Affiliation:
1. School of Electrical and Photoelectric Engineering, West Anhui University, China
Abstract
Aiming at the problem of increased current harmonics and low efficiency of permanent magnet synchronous motors for electric vehicles due to dead time effect, a dead time compensation method based on neural network filter and current polarity detection is proposed. First, the DC components and the higher harmonic components of the motor currents are obtained by virtue of what the neural network filters and the extracted harmonic currents are adjusted to the required compensation voltages by virtue of what the neural network filters.
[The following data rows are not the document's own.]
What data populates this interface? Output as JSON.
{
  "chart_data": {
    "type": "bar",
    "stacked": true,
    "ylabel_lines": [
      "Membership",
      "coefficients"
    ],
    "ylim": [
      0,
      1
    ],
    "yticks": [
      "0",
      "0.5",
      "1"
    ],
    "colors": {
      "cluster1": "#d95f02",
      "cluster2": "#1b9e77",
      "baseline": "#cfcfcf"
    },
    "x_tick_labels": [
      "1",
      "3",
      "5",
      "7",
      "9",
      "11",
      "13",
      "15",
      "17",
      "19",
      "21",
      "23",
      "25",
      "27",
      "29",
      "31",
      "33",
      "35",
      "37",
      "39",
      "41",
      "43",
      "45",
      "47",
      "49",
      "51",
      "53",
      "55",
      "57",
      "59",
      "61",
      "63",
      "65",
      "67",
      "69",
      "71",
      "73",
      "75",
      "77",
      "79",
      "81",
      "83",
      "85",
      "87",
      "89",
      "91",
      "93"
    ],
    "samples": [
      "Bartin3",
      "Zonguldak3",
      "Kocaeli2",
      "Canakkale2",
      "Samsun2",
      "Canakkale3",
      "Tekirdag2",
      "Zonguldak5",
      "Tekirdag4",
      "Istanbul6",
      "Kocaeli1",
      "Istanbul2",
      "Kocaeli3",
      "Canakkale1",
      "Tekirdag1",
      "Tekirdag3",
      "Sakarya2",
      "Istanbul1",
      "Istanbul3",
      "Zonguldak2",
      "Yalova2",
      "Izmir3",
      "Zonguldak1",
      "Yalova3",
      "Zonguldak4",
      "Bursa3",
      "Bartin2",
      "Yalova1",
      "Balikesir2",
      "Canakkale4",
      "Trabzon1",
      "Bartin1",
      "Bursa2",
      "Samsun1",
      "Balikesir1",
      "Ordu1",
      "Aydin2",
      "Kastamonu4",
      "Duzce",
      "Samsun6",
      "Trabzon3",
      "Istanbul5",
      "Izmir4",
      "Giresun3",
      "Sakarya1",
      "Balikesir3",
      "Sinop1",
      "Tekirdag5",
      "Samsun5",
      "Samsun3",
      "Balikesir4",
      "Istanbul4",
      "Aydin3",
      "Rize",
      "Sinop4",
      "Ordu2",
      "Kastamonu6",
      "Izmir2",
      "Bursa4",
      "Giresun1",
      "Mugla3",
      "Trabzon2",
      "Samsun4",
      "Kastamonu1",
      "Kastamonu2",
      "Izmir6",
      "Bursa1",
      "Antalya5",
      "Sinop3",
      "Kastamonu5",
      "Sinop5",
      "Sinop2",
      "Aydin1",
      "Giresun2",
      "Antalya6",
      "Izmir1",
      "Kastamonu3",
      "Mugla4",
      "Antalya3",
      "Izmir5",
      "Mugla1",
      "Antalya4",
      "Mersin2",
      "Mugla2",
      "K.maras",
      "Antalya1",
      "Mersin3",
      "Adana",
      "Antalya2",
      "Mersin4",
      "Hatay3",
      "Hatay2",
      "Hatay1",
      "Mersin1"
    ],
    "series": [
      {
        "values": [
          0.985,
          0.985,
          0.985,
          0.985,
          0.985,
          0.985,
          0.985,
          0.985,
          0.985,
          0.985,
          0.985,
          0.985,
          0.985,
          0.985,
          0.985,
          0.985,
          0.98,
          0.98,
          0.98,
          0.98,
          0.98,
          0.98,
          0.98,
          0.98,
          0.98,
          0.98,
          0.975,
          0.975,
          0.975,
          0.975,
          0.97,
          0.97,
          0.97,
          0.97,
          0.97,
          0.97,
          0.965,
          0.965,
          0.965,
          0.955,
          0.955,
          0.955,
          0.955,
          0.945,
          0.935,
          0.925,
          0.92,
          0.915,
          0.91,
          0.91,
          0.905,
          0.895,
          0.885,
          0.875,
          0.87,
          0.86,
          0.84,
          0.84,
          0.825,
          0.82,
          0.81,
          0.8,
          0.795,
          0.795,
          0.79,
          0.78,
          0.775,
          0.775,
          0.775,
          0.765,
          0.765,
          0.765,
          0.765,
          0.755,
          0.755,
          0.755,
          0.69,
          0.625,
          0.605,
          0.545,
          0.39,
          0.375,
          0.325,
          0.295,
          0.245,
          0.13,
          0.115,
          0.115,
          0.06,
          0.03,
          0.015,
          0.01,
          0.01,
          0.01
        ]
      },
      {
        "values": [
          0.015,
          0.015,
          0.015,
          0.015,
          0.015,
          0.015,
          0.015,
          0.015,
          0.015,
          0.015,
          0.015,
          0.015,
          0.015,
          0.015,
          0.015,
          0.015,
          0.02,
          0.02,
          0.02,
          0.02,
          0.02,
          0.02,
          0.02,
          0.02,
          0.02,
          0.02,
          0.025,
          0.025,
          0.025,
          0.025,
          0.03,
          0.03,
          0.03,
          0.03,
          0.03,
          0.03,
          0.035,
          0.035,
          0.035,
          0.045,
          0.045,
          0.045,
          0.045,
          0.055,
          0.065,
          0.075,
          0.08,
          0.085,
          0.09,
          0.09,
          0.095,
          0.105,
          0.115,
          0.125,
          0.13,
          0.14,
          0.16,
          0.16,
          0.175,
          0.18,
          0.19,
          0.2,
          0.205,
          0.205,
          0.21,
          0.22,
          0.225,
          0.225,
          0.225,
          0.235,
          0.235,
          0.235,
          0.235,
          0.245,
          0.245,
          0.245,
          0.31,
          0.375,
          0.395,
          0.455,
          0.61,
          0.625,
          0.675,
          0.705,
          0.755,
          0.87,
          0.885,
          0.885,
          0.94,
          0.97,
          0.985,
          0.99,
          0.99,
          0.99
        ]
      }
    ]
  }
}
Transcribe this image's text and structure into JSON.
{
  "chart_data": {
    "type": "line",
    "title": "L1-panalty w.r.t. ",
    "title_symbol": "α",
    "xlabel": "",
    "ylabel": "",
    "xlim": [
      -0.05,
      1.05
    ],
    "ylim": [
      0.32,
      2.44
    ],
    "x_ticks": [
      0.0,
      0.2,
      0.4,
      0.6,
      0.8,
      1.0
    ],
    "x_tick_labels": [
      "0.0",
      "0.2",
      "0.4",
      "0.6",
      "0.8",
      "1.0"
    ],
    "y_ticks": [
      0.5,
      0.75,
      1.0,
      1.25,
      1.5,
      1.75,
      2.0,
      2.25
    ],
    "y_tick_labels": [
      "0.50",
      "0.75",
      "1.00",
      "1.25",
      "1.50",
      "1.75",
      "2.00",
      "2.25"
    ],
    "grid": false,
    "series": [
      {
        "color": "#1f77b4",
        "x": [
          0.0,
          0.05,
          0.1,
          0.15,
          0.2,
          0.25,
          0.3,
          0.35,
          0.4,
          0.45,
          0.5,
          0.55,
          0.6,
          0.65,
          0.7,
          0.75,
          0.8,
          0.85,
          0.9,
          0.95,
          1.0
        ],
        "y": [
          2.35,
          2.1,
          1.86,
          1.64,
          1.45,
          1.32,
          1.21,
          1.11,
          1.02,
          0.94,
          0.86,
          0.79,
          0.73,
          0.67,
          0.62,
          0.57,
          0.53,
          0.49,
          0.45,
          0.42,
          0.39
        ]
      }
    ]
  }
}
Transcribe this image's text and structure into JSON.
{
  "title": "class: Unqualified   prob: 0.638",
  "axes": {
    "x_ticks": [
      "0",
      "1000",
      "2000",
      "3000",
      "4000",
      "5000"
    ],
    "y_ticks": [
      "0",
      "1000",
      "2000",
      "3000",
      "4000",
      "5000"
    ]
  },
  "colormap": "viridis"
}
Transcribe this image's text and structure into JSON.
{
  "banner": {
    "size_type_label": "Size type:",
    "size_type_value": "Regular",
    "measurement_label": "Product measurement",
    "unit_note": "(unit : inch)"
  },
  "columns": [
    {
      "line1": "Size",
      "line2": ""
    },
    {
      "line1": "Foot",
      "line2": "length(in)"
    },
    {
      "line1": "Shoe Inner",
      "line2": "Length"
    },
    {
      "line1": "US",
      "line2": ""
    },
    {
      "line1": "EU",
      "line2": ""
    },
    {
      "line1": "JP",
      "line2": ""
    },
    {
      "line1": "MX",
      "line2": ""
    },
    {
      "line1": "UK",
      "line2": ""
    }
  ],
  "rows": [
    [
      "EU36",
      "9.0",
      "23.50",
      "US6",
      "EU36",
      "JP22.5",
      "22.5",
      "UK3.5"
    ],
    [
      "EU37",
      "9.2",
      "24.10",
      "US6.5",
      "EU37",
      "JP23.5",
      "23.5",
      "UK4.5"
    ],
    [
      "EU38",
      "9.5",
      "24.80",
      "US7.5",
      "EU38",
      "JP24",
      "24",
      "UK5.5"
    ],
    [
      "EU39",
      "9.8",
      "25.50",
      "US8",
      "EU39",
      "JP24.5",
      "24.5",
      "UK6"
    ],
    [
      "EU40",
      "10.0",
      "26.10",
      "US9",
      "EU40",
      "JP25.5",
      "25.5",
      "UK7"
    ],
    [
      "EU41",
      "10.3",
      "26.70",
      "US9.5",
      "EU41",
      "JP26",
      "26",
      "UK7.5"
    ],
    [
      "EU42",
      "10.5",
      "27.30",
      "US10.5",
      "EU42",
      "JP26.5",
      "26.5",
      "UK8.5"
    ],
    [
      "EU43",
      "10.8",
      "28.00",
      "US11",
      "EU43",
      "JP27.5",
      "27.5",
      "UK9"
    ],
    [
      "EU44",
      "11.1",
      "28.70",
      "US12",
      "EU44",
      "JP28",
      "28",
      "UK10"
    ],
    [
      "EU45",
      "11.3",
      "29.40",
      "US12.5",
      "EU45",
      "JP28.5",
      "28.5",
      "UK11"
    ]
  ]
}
Then, the extracted DC components are used for current polarity dead time compensation control to avert the false compensation when currents approach zero. The neural network filter method extracts the required compensation voltages from the speed component and the current polarity detection compensation method obtains the required compensation voltages by discriminating the current polarity. The combination of the two methods can more precisely compensate the dead time effect of the control system to improve the control performance. Finally, the experiments of dead time compensation are conducted on the experimental platform, and the current waveform, harmonic amplitude, and voltage loss caused by different dead time compensation methods are analyzed to corroborate the validity of the proposed method. Improving the efficiency of electric drive systems by reducing voltage losses and increasing their range is of great importance for the lasting and stable operation of electric vehicles.